Orta Doğu'da gerilim tırmanırken, İran'ın gizli nükleer tesisi Fordow, İsrail ve ABD'nin odağında yer alıyor. İsrail'in "Yükselen Aslan" operasyonu kapsamında gerçekleştirdiği saldırılar, Natanz ve İsfahan'ı hedef alırken, yerin 80 metre altında bulunan Fordow, en zorlu hedef olarak öne çıkıyor.
Fordow Neden Bu Kadar Önemli?
Fordow Nükleer Tesisi, İran'ın nükleer programının en gizli ve güvenli parçası olarak biliniyor. 2009'da varlığı ortaya çıktığında büyük yankı uyandıran tesis, gelişmiş IR-6 santrifüjleri ile yüksek saflıkta uranyum üretiyor. Bu durum, İran'ın nükleer silah üretimini hızlandırması endişesini artırıyor. Netanyahu, Fordow'un İran'ın nükleer silah üretiminin son aşaması olduğunu belirtirken, uzmanlar da bu tesiste üretilen uranyumun, nükleer silah için gerekli olan yüzde 90 saflık seviyesine çok yakın olduğunu vurguluyor. Bu nedenle, tesisin stratejik önemi tartışılmaz. Tesisteki çalışmalar, uluslararası endişeleri artırıyor ve bölgesel istikrarsızlığı tetikleyebiliyor. Bölgesel dengelerin ve küresel güvenliğin önemli ölçüde değişmesine neden olabilecek bir gelişme olarak kabul ediliyor.
İsrail Neden ABD Desteğine İhtiyaç Duyuyor?
Fordow'un derinliği ve yer altındaki konumu, klasik hava saldırılarına karşı neredeyse dokunulmaz hale getiriyor. Tesisin çevresinde konuşlandırılan Rus yapımı S-300 hava savunma sistemleri de ek bir koruma sağlıyor. Bu nedenle, İsrail, Fordow'u hedef alabilmek için ABD'nin "bunker buster" bombalarına ve B-2 tipi bombardıman uçaklarına ihtiyaç duyuyor. Bu kabiliyete sahip olmayan İsrail, ABD'den gelecek desteğe bağlı kalıyor. Bu durum, İsrail-ABD ilişkilerinin yanı sıra, bölgesel güç dengelerini de etkiliyor. ABD'nin vereceği karar, hem bölgesel hem de küresel güvenlik açısından kritik öneme sahip.
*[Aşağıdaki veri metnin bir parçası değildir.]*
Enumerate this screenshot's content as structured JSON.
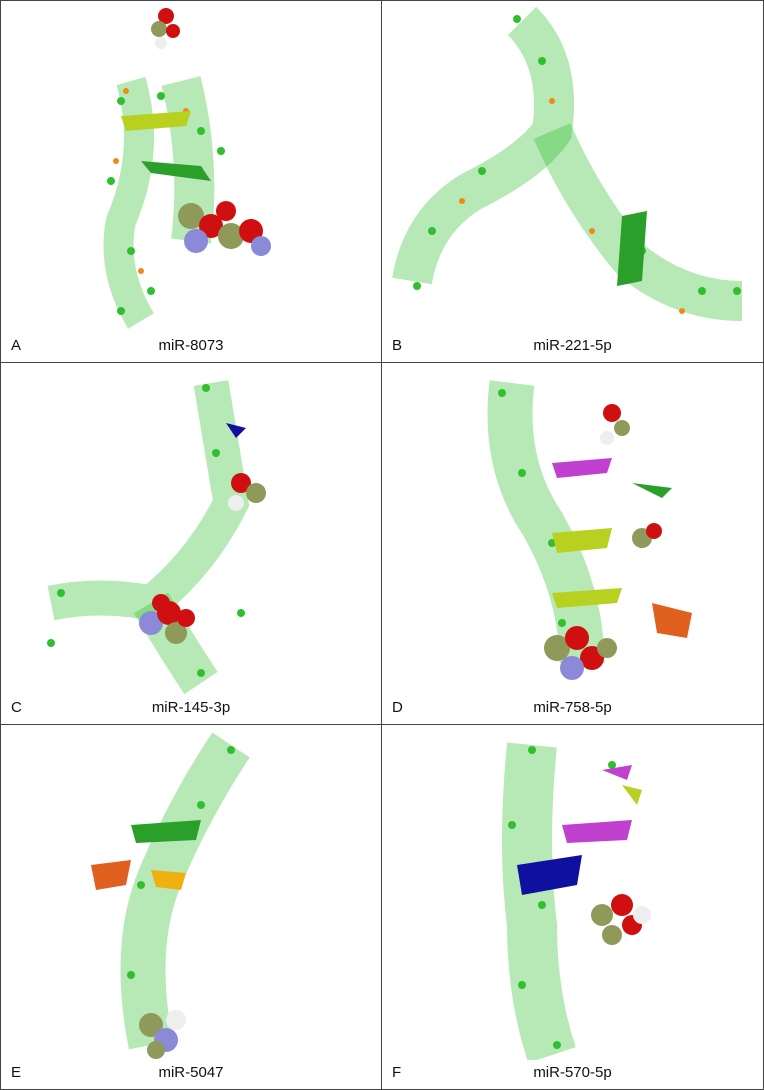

ABD'nin Çelişkili Politikası ve Olası Sonuçlar
ABD'de, Fordow'a yönelik bir saldırı konusunda görüşler ikiye bölünmüş durumda. Donald Trump yönetimi, İran'ın nükleer kapasitesini dünya barışına tehdit olarak görürken, bazı Kongre üyeleri ise doğrudan bir saldırının bölgesel bir savaşa yol açabileceği konusunda uyarıyor. ABD'nin "America First" politikası da bu kararda etkili bir unsur olarak değerlendiriliyor. Bir saldırı durumunda, İran'ın misilleme saldırılarıyla karşılık vermesi ve bölgesel bir çatışmanın başlaması olasılığı yüksek. Bu çatışmanın İsrail, İran, Hizbullah ve muhtemelen diğer bölgesel aktörleri içerebilecek geniş kapsamlı olması bekleniyor. Petrol fiyatlarındaki artış gibi ekonomik sonuçlar da göz ardı edilemez. Uluslararası toplum ise gelişmeleri endişeyle izliyor ve azami itidal çağrısı yapıyor. Fordow'un bombalanması halinde, nükleer programın yavaşlaması bekleniyor; ancak İran'ın bu saldırıya nasıl karşılık vereceği belirsizliğini koruyor.